UNE STRATÉGIE POUR UNE POLITIQUE GLOBALE DE LA MER

Les associations d’auditeurs de l’IHEDN ont tenu le 9 décembre 2016 leur Forum national annuel à l’Institut d’Etudes Politiques d’Aix en Provence sur le thème « l’avenir de la France est aussi sur la mer ». Cette rencontre a permis aux auditeurs de présenter la synthèse des travaux menés par les associations dans le cadre du cycle annuel d’étude fixé par l’Union des associations des auditeurs de l’IHEDN (Union-IHEDN).

De la vingtaine de rapports présentés sur différents aspects de ce sujet, seize propositions sont émises comme autant d’éléments pour la politique de la France dans ce domaine. Ces idées sont mises sous le regard des candidats à l’élection présidentielle prochaine afin qu’ils y trouvent une source d’inspiration pour préciser leur programme concernant le facteur multiplicateur de puissance que la possession du plus grand espace maritime mondial (avec celui des Etats-Unis) donne à la France.


La politique maritime doit être érigée au rang de priorité nationale et se fonder sur une stratégie claire. Cette stratégie doit poursuivre trois grands objectifs :
1- Assurer la sécurité de nos espaces maritimes ;

2- Accroître la part du secteur maritime dans le Produit intérieur brut de façon significative ;

3- Améliorer la gouvernance nationale et internationale de la mer. PREMIER OBJECTIF : ASSURER LA SÉCURITÉ DE NOTRE ESPACE MARITIME

 

PREMIER OBJECTIF : ASSURER LA SÉCURITÉ DE NOTRE ESPACE MARITIME

Proposition n° 1 : Renforcer nos forces navales.

La France dispose d’une marine militaire significative mais dont le format a été réduit de manière continue au cours de la dernière décennie. La conséquence est qu’aujourd’hui nos forces navales ne sont plus en mesure de mener toutes les missions qui devraient leur être attribuées, malgré des efforts substantiels de rationalisation et de recherche de polyvalence des moyens engagés. D’une part, dans une logique de dissuasion et de projection de puissance, la France doit conforter deux composantes marines majeures qui en constituent le socle : SNLE et porte-avions. D’autre part, dans une logique de protection de nos intérêts, notamment économiques, la Marine doit disposer de davantage de moyens de contrôle de nos vastes espaces maritimes Les économies de court terme pourraient dans l’avenir affecter notre indépendance, notre souveraineté, notre sécurité, réduire notre influence dans le monde et peser durablement sur l’avenir de notre économie. Les enjeux sont vitaux à long terme et, si les efforts nécessaires ne sont pas réalisés, il ne sera plus possible de rattraper notre retard dans un monde en plein réarmement.

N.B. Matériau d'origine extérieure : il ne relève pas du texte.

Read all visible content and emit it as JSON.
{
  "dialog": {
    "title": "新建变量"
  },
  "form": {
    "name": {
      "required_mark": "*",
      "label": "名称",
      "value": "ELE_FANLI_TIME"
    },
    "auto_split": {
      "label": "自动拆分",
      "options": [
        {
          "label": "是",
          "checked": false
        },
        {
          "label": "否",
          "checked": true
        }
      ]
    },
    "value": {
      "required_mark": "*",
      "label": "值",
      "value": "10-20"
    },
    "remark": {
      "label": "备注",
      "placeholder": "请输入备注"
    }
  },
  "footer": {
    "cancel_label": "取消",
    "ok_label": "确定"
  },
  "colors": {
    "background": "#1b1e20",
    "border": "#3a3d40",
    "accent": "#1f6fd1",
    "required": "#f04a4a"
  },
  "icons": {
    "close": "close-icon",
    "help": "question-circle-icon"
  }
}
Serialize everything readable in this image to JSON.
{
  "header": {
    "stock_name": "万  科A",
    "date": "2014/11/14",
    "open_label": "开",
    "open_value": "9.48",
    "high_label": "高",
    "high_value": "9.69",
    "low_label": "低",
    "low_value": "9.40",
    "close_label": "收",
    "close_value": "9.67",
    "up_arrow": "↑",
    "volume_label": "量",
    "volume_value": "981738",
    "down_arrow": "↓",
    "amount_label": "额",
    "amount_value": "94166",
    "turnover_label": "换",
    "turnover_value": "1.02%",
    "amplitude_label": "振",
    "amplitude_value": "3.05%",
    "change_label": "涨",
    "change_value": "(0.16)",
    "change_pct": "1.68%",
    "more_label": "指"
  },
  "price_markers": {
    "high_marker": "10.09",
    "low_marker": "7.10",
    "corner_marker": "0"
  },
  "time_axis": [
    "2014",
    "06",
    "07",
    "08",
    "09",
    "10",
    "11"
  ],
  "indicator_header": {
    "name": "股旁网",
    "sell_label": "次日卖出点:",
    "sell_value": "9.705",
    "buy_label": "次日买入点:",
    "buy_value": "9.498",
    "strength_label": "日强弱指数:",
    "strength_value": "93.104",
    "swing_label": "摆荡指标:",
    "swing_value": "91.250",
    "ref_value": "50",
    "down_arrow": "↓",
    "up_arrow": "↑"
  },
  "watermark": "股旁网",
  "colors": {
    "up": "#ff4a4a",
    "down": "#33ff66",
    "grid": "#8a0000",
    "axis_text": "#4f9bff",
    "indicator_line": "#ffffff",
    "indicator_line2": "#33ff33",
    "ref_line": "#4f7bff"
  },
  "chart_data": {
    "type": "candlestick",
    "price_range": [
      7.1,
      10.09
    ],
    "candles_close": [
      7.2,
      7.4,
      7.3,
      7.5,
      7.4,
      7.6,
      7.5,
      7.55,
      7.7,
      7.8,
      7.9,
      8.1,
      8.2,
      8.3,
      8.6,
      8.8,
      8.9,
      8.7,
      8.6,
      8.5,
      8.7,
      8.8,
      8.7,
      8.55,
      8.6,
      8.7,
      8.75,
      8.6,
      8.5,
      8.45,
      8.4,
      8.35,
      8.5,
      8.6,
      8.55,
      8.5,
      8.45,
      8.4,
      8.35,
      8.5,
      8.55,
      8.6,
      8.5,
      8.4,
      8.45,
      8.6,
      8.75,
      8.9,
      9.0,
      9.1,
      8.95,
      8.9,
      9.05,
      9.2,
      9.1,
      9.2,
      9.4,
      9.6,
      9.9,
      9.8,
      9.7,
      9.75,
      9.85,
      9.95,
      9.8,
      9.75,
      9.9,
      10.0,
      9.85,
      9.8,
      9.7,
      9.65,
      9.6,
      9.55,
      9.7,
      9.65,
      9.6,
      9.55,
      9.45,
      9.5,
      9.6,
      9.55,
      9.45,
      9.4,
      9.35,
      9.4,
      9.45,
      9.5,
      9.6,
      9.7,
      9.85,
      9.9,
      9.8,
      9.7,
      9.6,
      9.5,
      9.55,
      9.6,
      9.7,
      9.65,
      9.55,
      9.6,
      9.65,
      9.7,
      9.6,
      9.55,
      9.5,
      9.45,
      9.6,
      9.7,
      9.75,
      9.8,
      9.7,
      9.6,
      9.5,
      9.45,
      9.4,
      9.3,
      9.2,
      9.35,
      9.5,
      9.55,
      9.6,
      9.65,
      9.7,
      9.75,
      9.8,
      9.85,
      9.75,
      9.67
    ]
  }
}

Proposition n° 2 : Créer de nouveaux dispositifs de surveillance

Le renforcement de la flotte ne doit pas passer uniquement par celui des moyens de la supériorité maritime, il doit aussi se concrétiser par un équipement assez peu coûteux dédié à la surveillance des zones françaises et à la protection des côtes. Un patrouilleur de haute mer est suffisant pour faire respecter les zones de pêche et coûte moins cher qu’une frégate. Par ailleurs, les équipements satellitaires doivent être mis au service de la surveillance des grandes zones et permettre l’engagement des moyens navals et aériens avec justesse, réactivité et pertinence.
L’insécurité et la criminalité en mer ont une croissance parallèle à celle du commerce maritime. Il faut donc adapter nos capacités à cette situation. Outre le rôle des patrouilleurs déjà évoqué, il convient d’étendre le rôle de la Gendarmerie maritime à laquelle sa qualité à constater les infractions et à présenter leurs auteurs au juge donne une compétence large, du trafic illicite à l’immigration clandestine en passant par la répression de la délinquance portant atteinte à l’environnement. Les ressources humaines nécessaires pourraient se trouver dans le développement des effectifs de la réserve de la Gendarmerie et la création d’une réserve des Douanes.

Proposition n° 3 : Créer à l’échelle de l’Union Européenne une force de garde-côtes.

Si les dispositifs à mettre en place relèvent essentiellement des Etats-membres disposant d’une façade maritime, leurs financements pourraient être supportés par l’ensemble des pays dans la mesure où la surveillance des frontières est d’intérêt commun. Bien au-delà de cette mission, les garde-côtes veilleraient à la régulation du trafic maritime, à l’assistance aux navires dans les approches de l’Union et à la prévention des dommages portés au milieu marin.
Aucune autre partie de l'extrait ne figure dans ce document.